Researchers in Italy assessed SARS-CoV-2 seroprevalence among 35 709 blood donors. Overall, 6.8% of them were found to be positive for SARS-CoV-2 immunoglobulin G antibodies. But the seroprevalence in donors with type A and type AB blood was 7.5% compared with 6.2% in donors with type O blood. Seroprevalence in donors with type B blood fell in the middle at 6.5%. The authors offered 2 hypotheses to explain their findings: the A antigen present in people with blood type A and AB plays a role in SARS-Cov-2 binding with ACE2 receptors. In addition, anti-A and anti-B antibodies, both of which are produced naturally in people with type O blood, might block the virus from sticking to cells, lowering the risk of infection.
“In my opinion, this paper provides direct evidence that blood group A antigen is a risk factor for SARS-CoV-2,” Xingbin Hu, MD, PhD, a transfusion medicine specialist at Xijing Hospital in Xi’an, Shaanxi, China, said about the study in Blood. “Undoubtedly, the mechanism between blood group antigens and SARS-CoV-2 infection susceptibility still needs further lab and clinical evidence,” Hu, a coauthor of the study of patients hospitalized in China, wrote in an email.
Hu’s team noted that their research shows that blood type A may be a biological marker for susceptibility to SARS-CoV-2 infection and might “provide new ideas for clinical diagnosis, treatment, and prevention of COVID-19.”
Of course, blood type isn’t a modifiable risk factor. Except in rare cases, mainly after receiving stem cells from a donor with a different blood type or developing certain malignancies or infections, blood type remains the same from birth to death.
“I don’t want people to worry,” said Stowell, who himself happens to have type A blood.

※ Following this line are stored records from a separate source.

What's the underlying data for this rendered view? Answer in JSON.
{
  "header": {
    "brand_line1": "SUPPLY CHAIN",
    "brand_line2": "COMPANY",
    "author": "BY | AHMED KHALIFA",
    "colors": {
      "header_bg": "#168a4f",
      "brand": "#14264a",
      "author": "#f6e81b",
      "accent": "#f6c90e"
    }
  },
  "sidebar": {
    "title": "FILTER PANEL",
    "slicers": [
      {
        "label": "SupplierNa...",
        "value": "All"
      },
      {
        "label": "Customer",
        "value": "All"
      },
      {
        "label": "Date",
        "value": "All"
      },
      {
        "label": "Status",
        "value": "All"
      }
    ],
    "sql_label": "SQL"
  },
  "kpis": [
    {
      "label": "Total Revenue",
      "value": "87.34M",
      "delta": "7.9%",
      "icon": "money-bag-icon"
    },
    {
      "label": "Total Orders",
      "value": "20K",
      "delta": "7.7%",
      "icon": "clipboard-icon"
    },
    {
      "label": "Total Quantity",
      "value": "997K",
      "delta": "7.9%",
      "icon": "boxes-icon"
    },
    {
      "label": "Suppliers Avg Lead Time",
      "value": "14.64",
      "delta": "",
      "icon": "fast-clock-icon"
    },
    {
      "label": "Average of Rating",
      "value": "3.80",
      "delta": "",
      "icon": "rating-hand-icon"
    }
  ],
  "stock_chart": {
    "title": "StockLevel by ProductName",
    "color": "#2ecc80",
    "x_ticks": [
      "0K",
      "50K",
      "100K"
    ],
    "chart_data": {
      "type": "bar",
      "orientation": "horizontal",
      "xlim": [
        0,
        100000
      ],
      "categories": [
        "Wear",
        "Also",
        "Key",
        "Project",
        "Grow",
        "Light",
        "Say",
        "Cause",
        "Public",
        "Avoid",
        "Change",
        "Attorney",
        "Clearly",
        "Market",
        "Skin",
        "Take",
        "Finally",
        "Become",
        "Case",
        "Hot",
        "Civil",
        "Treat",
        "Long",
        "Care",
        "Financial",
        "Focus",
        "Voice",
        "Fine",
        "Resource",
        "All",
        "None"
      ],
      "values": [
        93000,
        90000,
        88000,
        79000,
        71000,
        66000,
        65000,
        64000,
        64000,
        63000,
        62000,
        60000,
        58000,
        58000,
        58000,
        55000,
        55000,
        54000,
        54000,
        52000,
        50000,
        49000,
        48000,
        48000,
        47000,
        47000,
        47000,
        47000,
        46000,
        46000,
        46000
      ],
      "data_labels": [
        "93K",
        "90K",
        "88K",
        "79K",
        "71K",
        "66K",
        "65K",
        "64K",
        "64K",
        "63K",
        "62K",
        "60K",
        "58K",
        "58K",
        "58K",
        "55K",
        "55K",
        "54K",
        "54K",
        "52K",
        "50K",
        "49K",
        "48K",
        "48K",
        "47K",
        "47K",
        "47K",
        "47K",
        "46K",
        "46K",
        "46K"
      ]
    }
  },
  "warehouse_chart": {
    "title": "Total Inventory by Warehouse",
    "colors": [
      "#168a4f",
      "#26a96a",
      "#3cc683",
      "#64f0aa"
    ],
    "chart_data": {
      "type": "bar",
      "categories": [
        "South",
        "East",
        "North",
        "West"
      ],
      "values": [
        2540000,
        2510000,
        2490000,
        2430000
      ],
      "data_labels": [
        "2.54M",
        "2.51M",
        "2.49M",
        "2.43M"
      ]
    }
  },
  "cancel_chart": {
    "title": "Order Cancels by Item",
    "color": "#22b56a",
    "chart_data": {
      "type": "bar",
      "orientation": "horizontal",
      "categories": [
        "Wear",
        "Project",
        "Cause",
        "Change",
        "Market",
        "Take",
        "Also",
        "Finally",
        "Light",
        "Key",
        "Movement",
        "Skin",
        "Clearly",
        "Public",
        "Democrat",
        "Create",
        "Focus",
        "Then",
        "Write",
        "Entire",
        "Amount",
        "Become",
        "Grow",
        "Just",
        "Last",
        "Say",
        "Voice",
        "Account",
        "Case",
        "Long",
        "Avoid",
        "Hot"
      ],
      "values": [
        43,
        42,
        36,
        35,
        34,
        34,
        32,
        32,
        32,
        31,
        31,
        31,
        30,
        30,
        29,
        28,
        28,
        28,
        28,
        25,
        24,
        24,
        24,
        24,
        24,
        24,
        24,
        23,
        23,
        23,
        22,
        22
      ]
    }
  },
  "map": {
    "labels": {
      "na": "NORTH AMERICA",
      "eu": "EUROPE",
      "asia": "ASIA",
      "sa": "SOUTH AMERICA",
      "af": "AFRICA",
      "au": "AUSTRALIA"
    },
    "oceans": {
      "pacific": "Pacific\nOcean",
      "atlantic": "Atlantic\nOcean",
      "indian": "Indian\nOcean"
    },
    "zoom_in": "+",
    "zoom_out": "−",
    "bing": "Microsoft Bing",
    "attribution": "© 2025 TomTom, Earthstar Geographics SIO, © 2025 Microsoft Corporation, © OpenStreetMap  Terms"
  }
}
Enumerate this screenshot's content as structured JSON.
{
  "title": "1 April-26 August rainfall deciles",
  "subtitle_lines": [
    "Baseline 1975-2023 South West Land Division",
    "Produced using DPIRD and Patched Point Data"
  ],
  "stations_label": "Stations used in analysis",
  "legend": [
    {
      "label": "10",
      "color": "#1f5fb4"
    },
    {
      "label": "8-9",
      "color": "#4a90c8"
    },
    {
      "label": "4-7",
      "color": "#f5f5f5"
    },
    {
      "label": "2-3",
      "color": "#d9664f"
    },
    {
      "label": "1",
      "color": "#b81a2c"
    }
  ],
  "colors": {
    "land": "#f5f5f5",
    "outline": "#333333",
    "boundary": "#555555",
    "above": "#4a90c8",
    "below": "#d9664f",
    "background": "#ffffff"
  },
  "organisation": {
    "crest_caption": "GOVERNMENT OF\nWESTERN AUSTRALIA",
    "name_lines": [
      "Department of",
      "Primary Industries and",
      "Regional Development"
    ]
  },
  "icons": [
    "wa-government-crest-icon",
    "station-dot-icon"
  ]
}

Although individuals who don’t have type O blood might be more likely to contract COVID-19, people with blood group O aren’t immune to the disease, Stowell emphasized.
That’s why everyone, no matter their blood type, should take steps to minimize their chances of SARS-CoV-2 infection, he noted, such as being up to date with vaccinations.
Published Online: August 16, 2023. doi:10.1001/jama.2023.15996
Conflict of Interest Disclosures: Dr Stowell reported consulting for Novartis, Cellics, Argenx, and Alexion and receiving speaking honoraria from Grifols. No other disclosures were reported.